Il faut dire que l’armée danoise opérait dans la province de Helmand à Zarmena. C’est la guerre de l’OTAN qui a déplacé Zarmena et c’est un membre fondateur de l’OTAN qui souhaite la déporter. La guerre de l’OTAN, quant à elle, se termine avec les pourparlers de paix en cours à Doha et à Moscou. Les membres de l’OTAN semblent avoir décidé qu’il est acceptable que les talibans reviennent au pouvoir à Kaboul (pour en savoir plus, voir ma chronique). Les puissants – l’OTAN et les talibans – sont très heureux de discuter du butin de guerre, tandis que des féministes comme Zarmena Waziri sont jetées aux loups. Il n’y a pas de place pour le cynisme dans la vie de gens comme Zarmena Waziri (et feu Anahita Ratebzad).

Dillon Marsh, Mine O’okiep Ouest, 284 000 tonnes de cuivre, 2014
Parfois, les choses laides restent en surface. J. Paul Getty, le magnat du pétrole, a dit en modifiant un passage de la Bible :  » Les doux hériteront la terre, mais pas ses droits miniers « . Combien de fois ne nous intéressons-nous pas à ces quelques entreprises et à ces quelques individus qui ont réquisitionné les richesses de la terre et qui envoient des gens dans ses entrailles pour un salaire dérisoire afin d’en faire sortir ses bijoux ? Au Tricontinental : Institute for Social Research, nous avons essayé de mieux comprendre le monde minier : nous avons publié une entrevue avec Gyekye Tanoh du Third World Network (Afrique) sur le pillage et un briefing sur les entreprises minières canadiennes. Notre équipe de chercheurs s’est efforcée de comprendre le processus de production dans le secteur minier, ainsi que la méthodologie par laquelle une poignée de multinationales dévorent la  » richesse de la terre « , pour reprendre les mots du poète uruguayen Eduardo Galeano.
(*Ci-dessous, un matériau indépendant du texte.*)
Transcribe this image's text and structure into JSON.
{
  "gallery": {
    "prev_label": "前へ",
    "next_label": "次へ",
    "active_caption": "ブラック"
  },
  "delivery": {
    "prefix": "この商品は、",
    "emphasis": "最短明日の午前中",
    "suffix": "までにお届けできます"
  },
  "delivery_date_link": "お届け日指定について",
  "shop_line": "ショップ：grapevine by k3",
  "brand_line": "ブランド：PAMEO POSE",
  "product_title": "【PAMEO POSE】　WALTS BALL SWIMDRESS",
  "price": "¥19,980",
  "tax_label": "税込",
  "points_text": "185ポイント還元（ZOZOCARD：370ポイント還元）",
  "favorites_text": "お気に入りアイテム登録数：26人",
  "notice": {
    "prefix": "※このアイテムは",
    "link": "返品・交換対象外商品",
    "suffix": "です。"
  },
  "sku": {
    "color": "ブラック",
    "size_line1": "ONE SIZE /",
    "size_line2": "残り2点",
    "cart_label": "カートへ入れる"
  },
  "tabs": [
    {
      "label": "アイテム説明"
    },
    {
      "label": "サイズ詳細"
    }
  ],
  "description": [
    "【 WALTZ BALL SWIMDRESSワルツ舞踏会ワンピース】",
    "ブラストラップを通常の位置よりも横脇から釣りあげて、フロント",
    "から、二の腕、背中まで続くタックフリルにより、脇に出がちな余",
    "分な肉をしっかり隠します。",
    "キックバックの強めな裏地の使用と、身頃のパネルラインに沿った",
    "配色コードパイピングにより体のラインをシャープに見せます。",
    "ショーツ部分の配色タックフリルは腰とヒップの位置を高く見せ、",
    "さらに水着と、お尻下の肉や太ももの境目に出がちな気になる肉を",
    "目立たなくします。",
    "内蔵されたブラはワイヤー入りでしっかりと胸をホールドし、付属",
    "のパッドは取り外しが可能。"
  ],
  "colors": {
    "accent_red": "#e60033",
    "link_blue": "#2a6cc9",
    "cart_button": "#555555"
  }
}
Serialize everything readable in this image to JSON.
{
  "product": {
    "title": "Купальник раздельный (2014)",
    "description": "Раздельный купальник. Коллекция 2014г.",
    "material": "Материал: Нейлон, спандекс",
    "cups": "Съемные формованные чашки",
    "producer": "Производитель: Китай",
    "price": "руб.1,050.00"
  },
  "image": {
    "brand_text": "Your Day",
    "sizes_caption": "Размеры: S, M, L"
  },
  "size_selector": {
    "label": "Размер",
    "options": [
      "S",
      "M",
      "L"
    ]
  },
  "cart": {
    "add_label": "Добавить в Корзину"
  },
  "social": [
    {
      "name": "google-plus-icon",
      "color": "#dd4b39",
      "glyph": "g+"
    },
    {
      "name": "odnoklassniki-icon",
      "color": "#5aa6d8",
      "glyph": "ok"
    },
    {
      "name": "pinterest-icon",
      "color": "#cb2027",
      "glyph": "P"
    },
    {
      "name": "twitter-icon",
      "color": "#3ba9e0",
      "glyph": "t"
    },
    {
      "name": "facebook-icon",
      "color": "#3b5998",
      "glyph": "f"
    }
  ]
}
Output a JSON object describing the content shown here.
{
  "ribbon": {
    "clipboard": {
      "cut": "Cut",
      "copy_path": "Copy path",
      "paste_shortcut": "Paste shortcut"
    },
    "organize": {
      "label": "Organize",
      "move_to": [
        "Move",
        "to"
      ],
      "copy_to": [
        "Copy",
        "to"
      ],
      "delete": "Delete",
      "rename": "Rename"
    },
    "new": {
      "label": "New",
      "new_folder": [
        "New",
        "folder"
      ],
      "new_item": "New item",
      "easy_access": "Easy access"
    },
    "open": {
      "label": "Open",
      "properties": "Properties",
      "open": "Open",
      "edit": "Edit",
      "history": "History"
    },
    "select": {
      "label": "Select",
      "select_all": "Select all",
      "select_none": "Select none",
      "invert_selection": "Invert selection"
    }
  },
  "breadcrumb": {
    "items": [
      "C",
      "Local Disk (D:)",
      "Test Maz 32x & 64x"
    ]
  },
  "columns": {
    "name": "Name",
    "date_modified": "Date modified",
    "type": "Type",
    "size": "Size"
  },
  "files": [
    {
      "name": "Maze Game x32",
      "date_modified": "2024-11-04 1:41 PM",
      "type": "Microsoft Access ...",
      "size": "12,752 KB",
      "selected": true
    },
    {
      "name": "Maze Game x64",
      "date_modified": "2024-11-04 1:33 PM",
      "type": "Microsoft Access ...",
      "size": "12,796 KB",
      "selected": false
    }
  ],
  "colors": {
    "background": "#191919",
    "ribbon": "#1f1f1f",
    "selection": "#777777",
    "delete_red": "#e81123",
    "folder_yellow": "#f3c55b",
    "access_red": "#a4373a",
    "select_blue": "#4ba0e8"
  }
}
Notre chercheur Nate Singham a publié un rapport très utile sur l’augmentation de l’exploitation minière, l’augmentation de la richesse et la destruction des corps des mineurs et de l’environnement autour des mines. La Zambie est ici au centre de l’attention, un pays qui possède d’importants gisements de cuivre, mais dont 60 % de la population vit dans la pauvreté. Le présent rapport est un document préliminaire. Nous aurons un texte plus long sur ce travail dans les prochains mois.

Edilberto Jiménez Quispe, Carnaval Ayacuchano
Notre dernier dossier porte sur la guerre hybride en cours en Amérique latine, en particulier au Venezuela. Il expose clairement les mécanismes utilisés pour subjuguer une population sans supprimer ce qui devient de plus en plus une façade démocratique. L’oligarchie brésilienne a utilisé la loi pour arrêter Lula et saboter les élections de 2018. En coulisse, les avocats et les juges se sont entendus pour saper la  » démocratie « . C’est ce que nous appelons le droit, un thème que nous avons discuté en profondeur dans notre cinquième dossier, « Lula et la bataille pour la démocratie ». Les appels ouverts au renversement du gouvernement vénézuélien sont lancés non pas nécessairement dans le cadre d’un coup d’État militaire (bien qu’il y en ait aussi), mais aussi par la sélection d’un gouvernement parallèle. Pour en savoir plus sur notre nouveau dossier, veuillez lire le rapport de notre coordinatrice Celina della Croce.

Nous devons tourner la page », écrit Fanon. Cela exige de l’action – pour tourner. Mais pour tourner, il faut avoir de  » nouveaux concepts « . Le cynisme apparaît quand les vieux concepts ne semblent plus crédibles, quand tout semble désespéré. Le désespoir est la pire forme d’abandon. Soyez furieux que Lula et Ola soient en prison, que Zarmena Waziri soit déportée dans les bras des talibans, que les compagnies minières détruisent la terre et gnarl les rêves des mineurs, et que l’expérience du Venezuela soit sous la grave menace de guerre hybride. Etre en colère, c’est ouvrir la porte à de nouveaux concepts et à un nouvel avenir, c’est tourner une nouvelle page.

Chaleureusement, Vijay.

PS : notre designer principal, Tings Chak, sera aux Malaysian Design Archive(Kuala Lumpur) pour parler de The Art of the Revolution Will Be Internationalist, basé sur notre dossier n°. 15. Si vous êtes en Malaisie, nous vous invitons à venir.